Outside his tent, he heard drunken shouts and the terrified screams of women captured at the fall of Peking, now condemned to live out the rest of their short lives as barbarian playthings. His position as Chief Astrologer had assured his own survival and his newfound status allowed him a certain degree of privacy, but his modern conscience made it impossible for him to ignore some of the indecencies of conquest’s aftermath.
He groaned as yet another woman screamed piercingly, her long despairing cry cut short by a guttural oath and the sharp crack of an open-handed blow.

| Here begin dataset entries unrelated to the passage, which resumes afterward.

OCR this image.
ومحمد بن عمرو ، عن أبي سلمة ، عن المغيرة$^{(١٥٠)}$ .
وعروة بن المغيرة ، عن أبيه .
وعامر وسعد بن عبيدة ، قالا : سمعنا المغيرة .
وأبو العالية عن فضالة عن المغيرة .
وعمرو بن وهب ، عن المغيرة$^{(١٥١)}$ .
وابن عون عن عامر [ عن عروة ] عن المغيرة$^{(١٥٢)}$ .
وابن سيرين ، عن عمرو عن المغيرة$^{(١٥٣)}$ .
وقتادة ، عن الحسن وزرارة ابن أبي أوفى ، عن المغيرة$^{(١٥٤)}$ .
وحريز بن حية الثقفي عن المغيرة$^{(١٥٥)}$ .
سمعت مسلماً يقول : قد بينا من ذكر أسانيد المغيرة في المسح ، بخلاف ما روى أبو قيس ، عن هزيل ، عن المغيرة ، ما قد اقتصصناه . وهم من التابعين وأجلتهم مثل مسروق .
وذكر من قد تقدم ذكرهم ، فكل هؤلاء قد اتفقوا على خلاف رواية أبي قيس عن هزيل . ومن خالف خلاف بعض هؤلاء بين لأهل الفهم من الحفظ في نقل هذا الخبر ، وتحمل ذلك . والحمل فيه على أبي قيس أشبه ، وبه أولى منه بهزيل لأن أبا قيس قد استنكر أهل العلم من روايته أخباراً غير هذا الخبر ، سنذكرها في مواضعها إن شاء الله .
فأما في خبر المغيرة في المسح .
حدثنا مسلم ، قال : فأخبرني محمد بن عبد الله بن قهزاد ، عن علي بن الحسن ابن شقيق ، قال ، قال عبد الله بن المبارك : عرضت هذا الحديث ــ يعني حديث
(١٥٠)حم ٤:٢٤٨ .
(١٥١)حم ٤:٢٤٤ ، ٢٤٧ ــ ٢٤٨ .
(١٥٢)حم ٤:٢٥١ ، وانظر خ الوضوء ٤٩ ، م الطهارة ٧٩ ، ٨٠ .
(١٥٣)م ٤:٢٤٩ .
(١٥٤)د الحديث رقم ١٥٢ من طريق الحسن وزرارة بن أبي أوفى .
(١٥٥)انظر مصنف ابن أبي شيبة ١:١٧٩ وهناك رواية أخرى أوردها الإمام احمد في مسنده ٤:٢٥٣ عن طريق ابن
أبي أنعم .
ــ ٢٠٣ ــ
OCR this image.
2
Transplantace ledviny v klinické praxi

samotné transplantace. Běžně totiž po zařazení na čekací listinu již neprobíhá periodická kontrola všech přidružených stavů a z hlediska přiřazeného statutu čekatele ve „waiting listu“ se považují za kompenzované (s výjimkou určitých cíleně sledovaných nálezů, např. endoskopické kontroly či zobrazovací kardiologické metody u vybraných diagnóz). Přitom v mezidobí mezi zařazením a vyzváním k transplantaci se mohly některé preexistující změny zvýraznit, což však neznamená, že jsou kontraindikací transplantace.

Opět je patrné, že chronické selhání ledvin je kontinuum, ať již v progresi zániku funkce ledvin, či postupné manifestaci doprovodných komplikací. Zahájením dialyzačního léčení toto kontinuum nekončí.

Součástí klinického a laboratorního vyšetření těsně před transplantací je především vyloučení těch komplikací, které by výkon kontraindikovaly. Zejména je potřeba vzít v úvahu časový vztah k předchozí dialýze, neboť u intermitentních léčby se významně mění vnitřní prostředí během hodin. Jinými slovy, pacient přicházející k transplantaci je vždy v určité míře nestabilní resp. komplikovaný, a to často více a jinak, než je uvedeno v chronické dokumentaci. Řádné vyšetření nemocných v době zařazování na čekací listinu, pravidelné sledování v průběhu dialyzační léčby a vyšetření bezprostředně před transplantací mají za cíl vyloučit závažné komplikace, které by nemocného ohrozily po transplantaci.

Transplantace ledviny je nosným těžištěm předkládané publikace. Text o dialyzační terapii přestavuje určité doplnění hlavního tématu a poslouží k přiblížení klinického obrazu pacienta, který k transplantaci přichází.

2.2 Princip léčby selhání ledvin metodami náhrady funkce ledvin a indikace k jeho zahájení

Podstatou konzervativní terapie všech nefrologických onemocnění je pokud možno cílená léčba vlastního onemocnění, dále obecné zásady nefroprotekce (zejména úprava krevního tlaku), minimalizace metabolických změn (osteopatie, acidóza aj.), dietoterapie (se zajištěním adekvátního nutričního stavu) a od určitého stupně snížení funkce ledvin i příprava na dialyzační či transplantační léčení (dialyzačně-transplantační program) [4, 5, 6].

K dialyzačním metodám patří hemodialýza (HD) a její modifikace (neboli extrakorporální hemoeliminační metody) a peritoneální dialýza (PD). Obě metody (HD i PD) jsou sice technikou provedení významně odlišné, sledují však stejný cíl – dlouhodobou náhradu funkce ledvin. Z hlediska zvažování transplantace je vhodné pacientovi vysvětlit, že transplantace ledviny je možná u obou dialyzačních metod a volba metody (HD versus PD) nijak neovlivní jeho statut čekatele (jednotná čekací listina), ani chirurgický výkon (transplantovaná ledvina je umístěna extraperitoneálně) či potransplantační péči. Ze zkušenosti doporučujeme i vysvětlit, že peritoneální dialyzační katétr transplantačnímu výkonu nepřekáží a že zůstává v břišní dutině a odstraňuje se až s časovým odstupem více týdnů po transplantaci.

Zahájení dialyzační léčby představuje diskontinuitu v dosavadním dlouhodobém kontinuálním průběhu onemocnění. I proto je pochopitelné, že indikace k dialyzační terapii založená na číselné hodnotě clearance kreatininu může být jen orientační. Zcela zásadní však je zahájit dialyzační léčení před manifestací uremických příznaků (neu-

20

Then there was silence, almost, as the woman's quiet sobs were drowned out by a sudden gust of wind from the north. The tent rattled and shook, but held firm and Yung Chu rolled over on his side in a futile search for sleep. It had been a long night.
Just as the first rays of dawn were appearing in the east, a hand grasped his shoulder and shook him awake. Yung Chu started momentarily at the man's rough Mongolian speech and then relaxed as he remembered where he was. And, he reminded himself, who he was supposed to be.
"You are to attend the Khan at his council, immediately!" the soldier ordered.
His soft leathers and fine Chinese sword marked him as one of the Khan's personal bodyguards, his presence a testimonial to the high regard in which the Khan held his Astrologer. Not a bad omen, thought Yung Chu.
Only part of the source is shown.